For a study, the phase I/II AU-003 research showed that zanubrutinib therapy produces clinically significant and sustained responses in patients with treatment-naive (TN) or relapsed/refractory (R/R) chronic lymphocytic leukemia/small lymphocytic lymphoma, with acceptable safety and tolerability. With a median follow-up of 472 months, researchers presented updated safety and effectiveness data for 123 patients. Patients were given zanubrutinib in doses of 160 mg twice a day (81 patients), 320 mg once daily (40), or 160 mg once daily (2). Discontinuations were infrequent owing to adverse effects or disease progression. 
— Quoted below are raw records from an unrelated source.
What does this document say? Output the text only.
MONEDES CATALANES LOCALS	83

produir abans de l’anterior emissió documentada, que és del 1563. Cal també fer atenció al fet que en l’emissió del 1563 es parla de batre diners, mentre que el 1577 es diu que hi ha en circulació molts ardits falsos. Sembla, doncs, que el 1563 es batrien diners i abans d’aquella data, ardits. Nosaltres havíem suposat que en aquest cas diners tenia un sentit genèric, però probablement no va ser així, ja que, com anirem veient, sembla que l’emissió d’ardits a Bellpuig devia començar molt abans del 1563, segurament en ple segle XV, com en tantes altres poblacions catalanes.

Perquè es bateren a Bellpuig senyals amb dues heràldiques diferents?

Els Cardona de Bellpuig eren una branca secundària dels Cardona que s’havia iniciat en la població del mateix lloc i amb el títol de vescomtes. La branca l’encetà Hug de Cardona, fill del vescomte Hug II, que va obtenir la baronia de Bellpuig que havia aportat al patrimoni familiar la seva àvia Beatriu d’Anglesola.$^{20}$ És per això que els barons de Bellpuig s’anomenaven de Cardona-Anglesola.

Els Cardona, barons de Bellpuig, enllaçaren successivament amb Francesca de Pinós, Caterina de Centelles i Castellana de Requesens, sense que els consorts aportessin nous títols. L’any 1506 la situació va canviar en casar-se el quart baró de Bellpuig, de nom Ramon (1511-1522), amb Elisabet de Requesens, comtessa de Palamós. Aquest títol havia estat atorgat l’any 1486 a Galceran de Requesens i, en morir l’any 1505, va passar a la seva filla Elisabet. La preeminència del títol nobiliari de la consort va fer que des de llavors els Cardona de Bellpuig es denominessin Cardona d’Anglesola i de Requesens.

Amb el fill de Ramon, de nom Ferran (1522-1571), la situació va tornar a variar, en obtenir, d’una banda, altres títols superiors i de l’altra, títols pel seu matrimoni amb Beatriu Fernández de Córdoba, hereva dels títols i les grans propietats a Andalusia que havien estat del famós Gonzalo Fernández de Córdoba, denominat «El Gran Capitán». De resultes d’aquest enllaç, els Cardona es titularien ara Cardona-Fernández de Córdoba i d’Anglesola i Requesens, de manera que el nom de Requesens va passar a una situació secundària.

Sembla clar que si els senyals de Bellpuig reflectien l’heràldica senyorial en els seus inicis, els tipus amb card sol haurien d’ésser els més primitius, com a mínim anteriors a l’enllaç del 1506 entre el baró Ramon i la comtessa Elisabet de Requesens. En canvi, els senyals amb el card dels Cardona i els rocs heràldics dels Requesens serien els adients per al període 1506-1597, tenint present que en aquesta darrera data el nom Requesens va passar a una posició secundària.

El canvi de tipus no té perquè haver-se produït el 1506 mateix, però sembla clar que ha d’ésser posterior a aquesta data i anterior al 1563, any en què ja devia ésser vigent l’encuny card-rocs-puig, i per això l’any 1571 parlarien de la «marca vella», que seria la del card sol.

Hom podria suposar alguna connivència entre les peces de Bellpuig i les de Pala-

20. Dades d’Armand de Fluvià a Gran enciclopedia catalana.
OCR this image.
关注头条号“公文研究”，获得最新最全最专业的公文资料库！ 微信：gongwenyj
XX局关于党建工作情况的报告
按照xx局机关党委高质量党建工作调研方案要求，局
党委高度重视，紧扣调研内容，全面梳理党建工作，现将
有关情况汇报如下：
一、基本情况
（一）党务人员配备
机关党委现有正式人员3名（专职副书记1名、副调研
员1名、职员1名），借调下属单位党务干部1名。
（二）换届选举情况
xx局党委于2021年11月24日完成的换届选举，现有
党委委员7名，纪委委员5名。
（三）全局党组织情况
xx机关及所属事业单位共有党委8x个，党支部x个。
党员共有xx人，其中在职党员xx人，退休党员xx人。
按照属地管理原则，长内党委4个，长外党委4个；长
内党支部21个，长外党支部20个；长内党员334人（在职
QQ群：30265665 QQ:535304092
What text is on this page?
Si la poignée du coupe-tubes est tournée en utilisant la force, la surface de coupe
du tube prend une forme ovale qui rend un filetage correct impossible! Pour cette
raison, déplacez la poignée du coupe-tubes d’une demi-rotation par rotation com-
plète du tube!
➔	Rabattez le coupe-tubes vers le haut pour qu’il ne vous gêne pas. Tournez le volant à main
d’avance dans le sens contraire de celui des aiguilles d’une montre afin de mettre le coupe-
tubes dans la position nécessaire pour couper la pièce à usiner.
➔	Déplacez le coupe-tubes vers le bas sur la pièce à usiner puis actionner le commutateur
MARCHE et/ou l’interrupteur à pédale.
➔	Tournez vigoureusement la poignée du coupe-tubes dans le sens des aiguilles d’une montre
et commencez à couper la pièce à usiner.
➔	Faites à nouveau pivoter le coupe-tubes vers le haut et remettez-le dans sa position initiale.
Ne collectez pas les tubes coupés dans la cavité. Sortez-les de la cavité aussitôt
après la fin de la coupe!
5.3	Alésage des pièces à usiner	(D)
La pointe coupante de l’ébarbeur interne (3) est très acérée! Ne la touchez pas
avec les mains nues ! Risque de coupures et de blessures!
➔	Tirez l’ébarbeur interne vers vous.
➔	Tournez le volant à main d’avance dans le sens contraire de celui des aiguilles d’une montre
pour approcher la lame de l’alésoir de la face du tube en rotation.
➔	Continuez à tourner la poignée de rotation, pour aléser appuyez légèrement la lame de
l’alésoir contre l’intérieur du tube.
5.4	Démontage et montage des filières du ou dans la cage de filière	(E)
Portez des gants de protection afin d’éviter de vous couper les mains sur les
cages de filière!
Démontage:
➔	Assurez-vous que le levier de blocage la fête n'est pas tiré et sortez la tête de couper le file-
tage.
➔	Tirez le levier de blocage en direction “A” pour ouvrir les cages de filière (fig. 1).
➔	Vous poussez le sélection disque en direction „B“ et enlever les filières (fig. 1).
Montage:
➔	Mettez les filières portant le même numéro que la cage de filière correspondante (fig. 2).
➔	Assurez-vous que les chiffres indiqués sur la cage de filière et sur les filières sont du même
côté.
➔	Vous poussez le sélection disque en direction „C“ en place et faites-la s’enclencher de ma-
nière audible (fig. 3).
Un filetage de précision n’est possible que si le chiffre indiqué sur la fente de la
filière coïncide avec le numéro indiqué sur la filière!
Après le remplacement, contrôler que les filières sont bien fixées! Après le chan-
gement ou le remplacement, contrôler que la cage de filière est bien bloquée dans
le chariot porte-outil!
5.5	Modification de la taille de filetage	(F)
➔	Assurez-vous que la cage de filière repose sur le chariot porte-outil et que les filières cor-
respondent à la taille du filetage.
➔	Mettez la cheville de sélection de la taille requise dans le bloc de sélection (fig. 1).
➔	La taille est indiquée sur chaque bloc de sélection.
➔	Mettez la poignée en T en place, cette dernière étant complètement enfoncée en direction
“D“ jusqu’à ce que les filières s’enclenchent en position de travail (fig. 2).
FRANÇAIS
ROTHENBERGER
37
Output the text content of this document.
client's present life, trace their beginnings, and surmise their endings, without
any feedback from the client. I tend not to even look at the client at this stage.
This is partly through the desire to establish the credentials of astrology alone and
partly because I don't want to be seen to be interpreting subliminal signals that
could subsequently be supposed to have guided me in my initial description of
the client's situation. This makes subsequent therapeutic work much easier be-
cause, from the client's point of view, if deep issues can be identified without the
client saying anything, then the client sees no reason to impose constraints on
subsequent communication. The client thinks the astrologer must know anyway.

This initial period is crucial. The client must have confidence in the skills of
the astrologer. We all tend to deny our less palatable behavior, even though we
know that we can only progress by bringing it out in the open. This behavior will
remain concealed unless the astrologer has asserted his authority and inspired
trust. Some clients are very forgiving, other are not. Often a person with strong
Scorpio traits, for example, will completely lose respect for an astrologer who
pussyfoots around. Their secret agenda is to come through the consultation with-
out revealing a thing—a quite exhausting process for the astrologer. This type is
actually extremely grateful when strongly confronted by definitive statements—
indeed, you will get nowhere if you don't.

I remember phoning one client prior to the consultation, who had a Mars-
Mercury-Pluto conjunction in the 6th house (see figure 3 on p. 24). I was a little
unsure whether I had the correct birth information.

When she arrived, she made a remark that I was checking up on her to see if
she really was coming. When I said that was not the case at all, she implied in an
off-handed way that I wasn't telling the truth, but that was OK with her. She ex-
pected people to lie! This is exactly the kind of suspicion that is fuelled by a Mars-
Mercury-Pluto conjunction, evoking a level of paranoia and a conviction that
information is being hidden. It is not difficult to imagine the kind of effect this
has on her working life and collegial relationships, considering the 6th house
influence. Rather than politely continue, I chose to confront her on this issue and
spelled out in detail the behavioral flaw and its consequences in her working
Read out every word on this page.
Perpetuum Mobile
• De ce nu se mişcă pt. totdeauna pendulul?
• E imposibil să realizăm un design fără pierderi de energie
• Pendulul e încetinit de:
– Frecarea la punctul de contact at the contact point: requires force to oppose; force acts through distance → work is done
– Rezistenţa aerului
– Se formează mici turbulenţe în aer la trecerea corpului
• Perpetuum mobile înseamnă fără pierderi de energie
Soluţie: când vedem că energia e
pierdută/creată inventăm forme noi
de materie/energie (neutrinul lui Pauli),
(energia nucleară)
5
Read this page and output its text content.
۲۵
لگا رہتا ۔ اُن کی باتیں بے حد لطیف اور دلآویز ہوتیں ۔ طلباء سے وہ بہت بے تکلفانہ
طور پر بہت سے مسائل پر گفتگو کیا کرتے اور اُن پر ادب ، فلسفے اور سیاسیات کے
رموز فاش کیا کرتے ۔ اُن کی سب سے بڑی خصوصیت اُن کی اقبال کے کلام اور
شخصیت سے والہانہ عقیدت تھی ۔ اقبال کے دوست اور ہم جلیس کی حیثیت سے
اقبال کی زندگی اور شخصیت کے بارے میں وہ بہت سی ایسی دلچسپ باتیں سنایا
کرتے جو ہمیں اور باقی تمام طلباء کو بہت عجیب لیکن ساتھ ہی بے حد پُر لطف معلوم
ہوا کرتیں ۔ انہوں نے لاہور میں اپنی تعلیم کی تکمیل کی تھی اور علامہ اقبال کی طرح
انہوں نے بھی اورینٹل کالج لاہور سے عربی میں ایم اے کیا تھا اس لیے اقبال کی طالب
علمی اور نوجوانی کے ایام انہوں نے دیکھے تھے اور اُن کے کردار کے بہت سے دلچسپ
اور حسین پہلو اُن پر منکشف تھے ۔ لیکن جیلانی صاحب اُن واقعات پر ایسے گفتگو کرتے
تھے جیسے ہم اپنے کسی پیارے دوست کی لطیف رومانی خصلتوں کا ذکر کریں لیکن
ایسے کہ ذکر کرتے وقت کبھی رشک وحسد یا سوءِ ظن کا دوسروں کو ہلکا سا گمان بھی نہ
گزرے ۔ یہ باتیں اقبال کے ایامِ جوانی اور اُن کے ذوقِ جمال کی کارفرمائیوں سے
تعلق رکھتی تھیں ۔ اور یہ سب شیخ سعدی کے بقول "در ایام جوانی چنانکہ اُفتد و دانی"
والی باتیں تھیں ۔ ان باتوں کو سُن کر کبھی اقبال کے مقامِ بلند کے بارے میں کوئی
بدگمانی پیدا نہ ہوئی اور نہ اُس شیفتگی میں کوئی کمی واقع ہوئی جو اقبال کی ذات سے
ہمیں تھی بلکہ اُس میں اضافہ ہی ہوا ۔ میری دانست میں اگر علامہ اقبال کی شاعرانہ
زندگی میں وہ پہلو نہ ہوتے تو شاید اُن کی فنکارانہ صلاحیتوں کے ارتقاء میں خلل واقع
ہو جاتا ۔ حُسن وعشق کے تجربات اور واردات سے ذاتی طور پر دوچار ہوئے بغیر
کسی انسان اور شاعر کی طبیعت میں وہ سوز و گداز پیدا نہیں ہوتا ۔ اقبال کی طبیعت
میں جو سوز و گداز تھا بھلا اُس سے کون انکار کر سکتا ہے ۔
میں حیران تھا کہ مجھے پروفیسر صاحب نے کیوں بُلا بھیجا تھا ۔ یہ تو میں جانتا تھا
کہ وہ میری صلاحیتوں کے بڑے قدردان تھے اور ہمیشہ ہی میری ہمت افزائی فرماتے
The overall response rate (ORR) was 95.9% (TN, 100%; R/R, 95%), with 18.7% of respondents completing the survey (CR). In 85.7% of cases, the reaction was still happening after three years. In patients with a del(17p)/tumour protein p53 mutation, the ORR was 87.5% (CR 16.7%). The progression-free survival estimates were 90% (TN, 90%; R/R, 91%) and 83% (TN, 81%; R/R, 83%) after 2 and 3 years, respectively. Neutropenia (15.4%), pneumonia (9.8%), hypertension (8.9%), and anemia (6.5%) were the most often reported Grade 3 adverse events. 

Atrial fibrillation, severe hemorrhage, Grade 3 neutropenia, and Grade 3 infection all reduced in yearly occurrence over time. With a median follow-up of 4 years, responses to zanubrutinib treatment were still clinically relevant and persistent, and long-term tolerability was still present.